In [None]:
import pandas as pd
from datetime import datetime
import os.path
from dotenv import load_dotenv
import awswrangler as wr
import h3

In [None]:
load_dotenv()
DATA_DIR = os.environ.get("DATA_DIR")
S3_DATA_DIR = os.environ.get("S3_DATA_DIR")

## Using Pandas to Read Parquet Files

In [None]:
data_pd = pd.read_parquet(f"{DATA_DIR}\df.parquet.gzip")
print(data_pd.count()) # example of operation on the returned DataFrame

## Reset Index to Datetime

In [None]:
start_time = pd.to_datetime("2022-05-01 21:00:00") #inclusive
end_time = pd.to_datetime("2022-05-01 23:00:00") #not inclusive

In [None]:
# Reset index so the time1 is only index
data_pd_time_index = data_pd.reset_index(level=['lon','lat','nv'])

In [None]:
# Set index to pandas datetime
data_pd_time_index.index = pd.to_datetime(data_pd_time_index.index)

In [None]:
data_pd_time_index.index[0]

In [None]:
# Filter by time
data_pd_time_index.loc[(data_pd_time_index.index>=start_time)&(data_pd_time_index.index<end_time)]

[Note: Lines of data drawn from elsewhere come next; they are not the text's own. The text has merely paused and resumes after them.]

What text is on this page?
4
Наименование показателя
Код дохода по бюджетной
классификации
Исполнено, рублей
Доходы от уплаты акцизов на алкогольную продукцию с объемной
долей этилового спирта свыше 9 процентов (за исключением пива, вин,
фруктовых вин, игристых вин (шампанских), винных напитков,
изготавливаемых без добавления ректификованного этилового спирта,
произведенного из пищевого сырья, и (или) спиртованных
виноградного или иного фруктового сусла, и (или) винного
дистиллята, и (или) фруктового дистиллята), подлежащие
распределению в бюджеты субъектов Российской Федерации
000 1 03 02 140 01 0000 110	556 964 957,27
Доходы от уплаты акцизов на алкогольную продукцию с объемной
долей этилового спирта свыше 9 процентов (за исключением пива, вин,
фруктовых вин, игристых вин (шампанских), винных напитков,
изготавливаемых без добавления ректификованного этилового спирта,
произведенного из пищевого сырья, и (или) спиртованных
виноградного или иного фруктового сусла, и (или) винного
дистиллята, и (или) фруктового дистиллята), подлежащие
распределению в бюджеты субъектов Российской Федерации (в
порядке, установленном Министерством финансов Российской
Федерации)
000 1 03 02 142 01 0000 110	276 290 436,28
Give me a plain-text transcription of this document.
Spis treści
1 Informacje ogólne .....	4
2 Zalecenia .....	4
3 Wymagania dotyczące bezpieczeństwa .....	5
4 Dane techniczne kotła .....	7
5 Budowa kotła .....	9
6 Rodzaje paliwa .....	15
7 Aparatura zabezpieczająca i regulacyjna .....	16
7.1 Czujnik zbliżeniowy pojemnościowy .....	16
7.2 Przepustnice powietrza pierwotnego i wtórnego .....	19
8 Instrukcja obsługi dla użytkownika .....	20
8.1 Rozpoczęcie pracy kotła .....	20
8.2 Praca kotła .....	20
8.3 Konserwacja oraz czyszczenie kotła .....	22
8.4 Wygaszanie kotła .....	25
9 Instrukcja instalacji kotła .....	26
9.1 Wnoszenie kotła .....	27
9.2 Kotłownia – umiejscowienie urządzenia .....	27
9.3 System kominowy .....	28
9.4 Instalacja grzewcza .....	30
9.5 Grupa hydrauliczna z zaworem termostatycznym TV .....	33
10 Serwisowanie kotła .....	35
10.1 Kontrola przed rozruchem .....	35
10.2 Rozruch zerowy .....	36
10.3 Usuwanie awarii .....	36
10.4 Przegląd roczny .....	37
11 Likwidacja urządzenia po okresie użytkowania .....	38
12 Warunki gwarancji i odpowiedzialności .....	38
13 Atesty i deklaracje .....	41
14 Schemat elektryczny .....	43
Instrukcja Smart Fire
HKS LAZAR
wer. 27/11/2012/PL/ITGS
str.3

## Filtering by the hierarchical geospatial index

In [None]:
# Add h3 field to the dataframe
data_pd_time_index['h3_index'] = data_pd_time_index.apply(lambda row: h3.geo_to_h3(row['lat'], row['lon'], 2), axis=1)

In [None]:
# Test a query using h3
h3_index = '820327fffffffff'
filtered_df = data_pd_time_index[data_pd_time_index['h3_index'] == h3_index]

In [None]:
filtered_df.describe()

## Exploring AWS Wrangler for Reading Parquet Files from S3

In [None]:
generator = wr.s3.read_parquet(path = f"{S3_DATA_DIR}/precipitation_data/", chunked=1_000_000)

In [None]:
# Loop through the first generator created to reset indices
for df in generator:
    df_time_index = df.reset_index(level=['lon','lat','nv'])
    pd.to_datetime(df_time_index.index)
    print(df_time_index.index.day)
    break